Weathering the challenges of a truly wonderful sport
I am dedicating this week's column to all those hearty souls who are always willing to brave the elements.
These are the people who are so obsessed with making every minute in the outdoors count. It's the love of the outdoors that drives so many of us to fish the lakes until they no longer can be navigated with a trusty outboard. It's that passion that keeps us in a duck blind or tree stand even when the feeling in our fingers and toes has left us.
I am frequently reminded of the week I spent on God's Lake in Manitoba when the season barely opened and the weather refused to be kind to Mike Seeling and me.
We suspected the pike fishing would be a tad slow, but we knew the walleye action would probably be tremendous. We didn't, however, count on 4 inches of wet snow accumulating in our boat. Can you imagine the weight of 4 inches of wet snow piled up from stern to bow? And we charged ahead to some great walleye fishing, despite a watercraft ready to be swamped.
The weather also was nearly our undoing on Bangs Lake about 20 years ago.
My pal Roger and I were catching largemouth in a grand way when low-hanging, black clouds appeared over our heads. We kept casting. Suddenly massive lightning bolts shot out of the sky, and as we foolishly continued making casts the mono line shot straight up in the air from the static electricity. We dropped the rods and dove for the bottom of the aluminum boat. And then an incredible monsoon came down on us with the addition of marble-sized hail.
A similar happening occurred in Delray Beach, Fla. Roger and I were fishing Lake Ida when a hurricane-like thunderstorm engulfed us, filling the boat with water.
While a trip to the Quetico Provincial Park north of Ely, Minn., provided fantastic smallmouth fishing and great camping, there was no early warning of an approaching storm. So there we sat in the canoe working a shoreline when a flight of birds screamed by, apparently heading for shelter.
Not bright enough to recognize the warning signs, once again we got caught in a massive storm. The canoe filled like a bathtub and almost sank. We inched our way to shore to sit under the canoe, hoping it wouldn't be an all-night affair.
Another time, Gordy and I were heading to my ramshackle cabin on Minnesota's Gunflint Trail. The forecast called for a dusting of snow, but as fate would have it the dusting turned into a blizzard.
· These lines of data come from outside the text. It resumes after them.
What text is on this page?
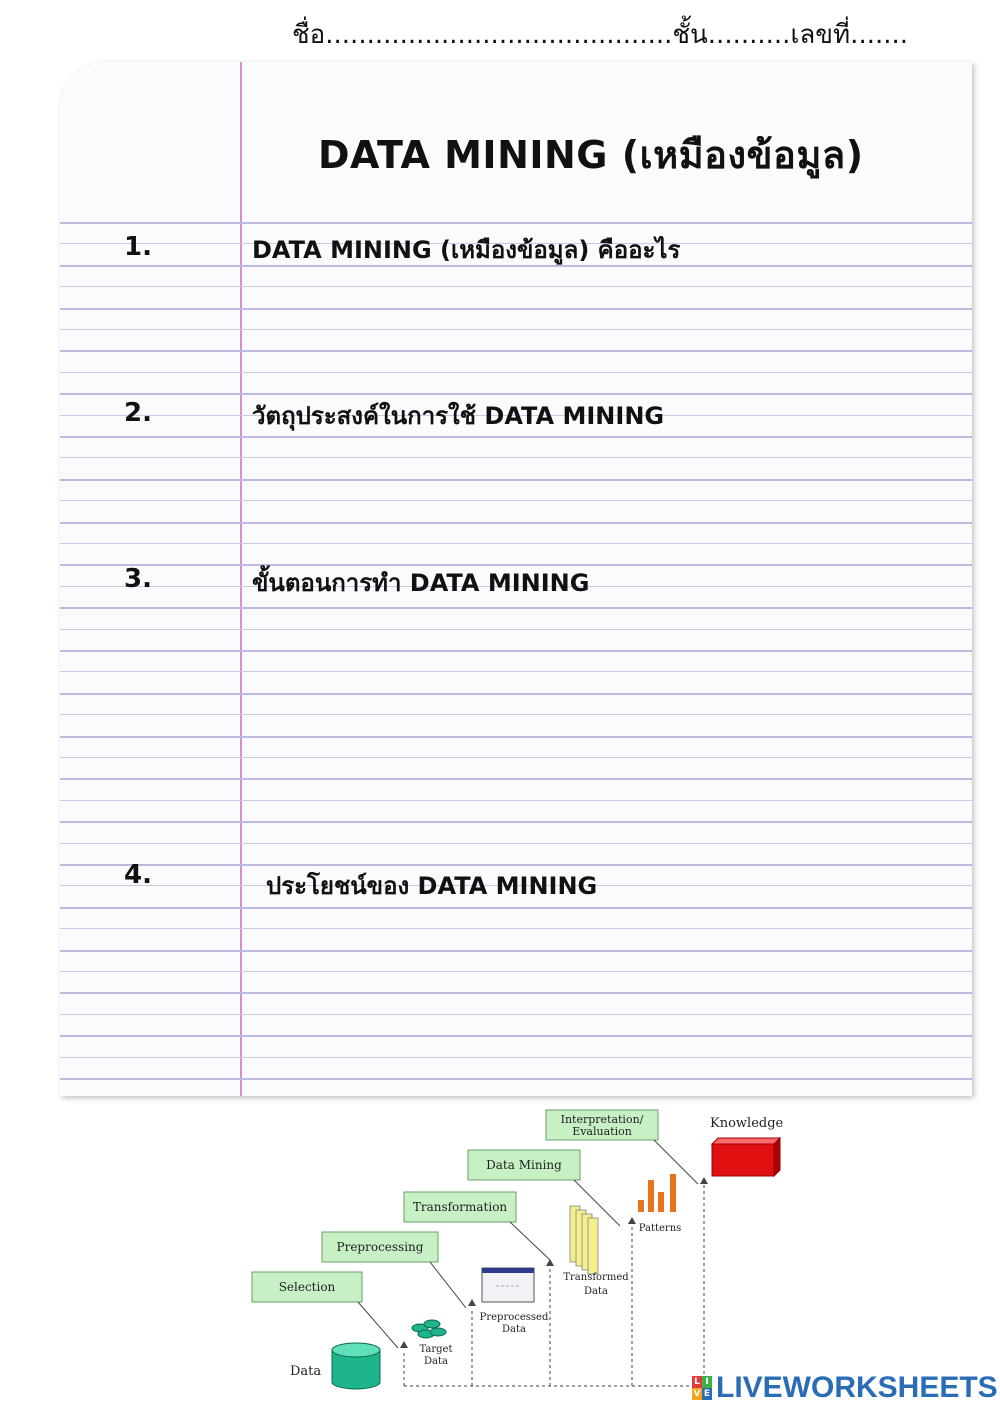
ชื่อ..........................................ชั้น..........เลขที่.......
DATA MINING (เหมืองข้อมูล)
1.	DATA MINING (เหมืองข้อมูล) คืออะไร
2.	วัตถุประสงค์ในการใช้ DATA MINING
3.	ขั้นตอนการทำ DATA MINING
4.	ประโยชน์ของ DATA MINING
Selection
Preprocessing
Transformation
Data Mining
Interpretation/
Evaluation
Data
Target
Data
Preprocessed
Data
Transformed
Data
Patterns
Knowledge
L I
V E LIVEWORKSHEETS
For those of you who don't know, the Gunflint Trail is miles and miles of winding roads going west out of Grand Marais, Minn. Visibility was down to less than 10 feet. Gordy suddenly yelled for me to watch out and stop the car. We could barely see out the front windshield. Gordy tried reaching into the back seat for his rifle because two bull moose stood in the road, blocking us from continuing.
Horn blowing, engine racing and whistles failed to budge the heavily racked beasts. We wound up sitting in that spot for over an hour. With a good 6 inches of snow on the hood, Gordy then opened the door, fired a shot in to the air and managed to scatter the cantankerous animals into the woods. The car, however, was stuck in mud ruts. After an hour of digging and pushing we made it to the cabin.
Eagle Lake Ontario near Dryden is known for its great muskie fishing as well as unpredictable weather. A.J. Paul, his wife Peg, my wife and I experienced five different climate changes in one day.
Our muskie excursion started out with a sunny sky and hardly any wind. An hour into the boat ride we felt the day's first rain drops, and then a heavy downpour. The rain then changed to sleet that severely hindered our vision.
And then it hailed. It was like a thousand snare drums being played at once as the hail stones landed on the bottom of the boats. Finally, the snow arrived. Not a flurry, mind you, but a typical Ontario blizzard. A.J. and I never heard the end of that debacle.
Is all this craziness worth it? It must be otherwise we would be sitting home learning how to knit.